How to do without quadratic formula? For the reaction #"CO"(g) + "NH"_3(g) rightleftharpoons "HCONH"_2(g)#, #K_c = 0.620#

I think you mean without using the quadratic formula. It depends on the problem, but maybe...

So, the method I often see is the "ICE" table method:

.........#CO+NH_3<=>HCONH_2#
I.....#"|"# 1.00.......2.00...........0.00
C...#"|"# -x............-2x............+x
E...#"|"# 1.00-x....2.00-2x.....x

When you write out the equilibrium expression, you get:

#K_c = 0.620 = ([HCONH_2])/([CO][NH_3])=(x)/((1-x)(2-x)) = x/(2-3x+x^2)#

#K_c = 0.620 = x/(x^2-3x+2)#
#0.620x^2-1.86x+1.24 = x#
#0.620x^2-2.86x+1.24 = 0#
#0.310x^2-1.43x+0.620 = 0#
#31.0x^2-143x+62.0 = 0#

You can't really do this without the quadratic formula. 143 does not share factors with 31 and 62 (its factors are 11 and 13, and not 31 or 2).

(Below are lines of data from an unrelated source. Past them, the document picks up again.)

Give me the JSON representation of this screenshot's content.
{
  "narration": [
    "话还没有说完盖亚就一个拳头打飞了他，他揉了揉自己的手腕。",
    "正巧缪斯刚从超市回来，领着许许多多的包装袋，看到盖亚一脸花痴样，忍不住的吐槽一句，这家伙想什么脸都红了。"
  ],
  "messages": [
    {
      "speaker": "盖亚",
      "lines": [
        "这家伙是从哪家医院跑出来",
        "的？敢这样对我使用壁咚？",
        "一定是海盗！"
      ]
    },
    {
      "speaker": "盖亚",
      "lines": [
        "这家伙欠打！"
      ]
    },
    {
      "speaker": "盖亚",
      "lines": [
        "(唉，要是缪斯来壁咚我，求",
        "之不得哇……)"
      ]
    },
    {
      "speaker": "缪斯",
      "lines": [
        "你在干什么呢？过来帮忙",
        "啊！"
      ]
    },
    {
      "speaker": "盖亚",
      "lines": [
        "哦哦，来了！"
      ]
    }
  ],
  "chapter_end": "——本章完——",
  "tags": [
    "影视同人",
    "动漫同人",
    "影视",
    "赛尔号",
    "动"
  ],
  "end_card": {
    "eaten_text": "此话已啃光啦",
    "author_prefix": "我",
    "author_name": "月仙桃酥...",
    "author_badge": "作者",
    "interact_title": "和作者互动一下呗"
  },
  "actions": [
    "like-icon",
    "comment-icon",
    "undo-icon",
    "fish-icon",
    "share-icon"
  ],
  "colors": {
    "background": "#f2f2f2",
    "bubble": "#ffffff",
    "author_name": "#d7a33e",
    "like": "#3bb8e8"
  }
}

So:

#(-(-1.43)pmsqrt((-1.43)^2-4*0.310*0.620))/(2*0.310)#
#=(1.43pmsqrt(~1.28))/(0.620)#
#=(1.43pm~1.13)/(0.620)#
#=4.13 "M"#
#=0.484 "M"#

Then you plug into an expression for one of the compounds, like #1.00-x#, and #0.484 "M"# works.

Checking the equilibrium expression:
#K_c = 0.620 = (0.484)/((1.00-0.484)(2.00-0.484)) ~~ 0.620#

...and yep, it will be #0.484 "M"# #HCONH_2# at equilibrium.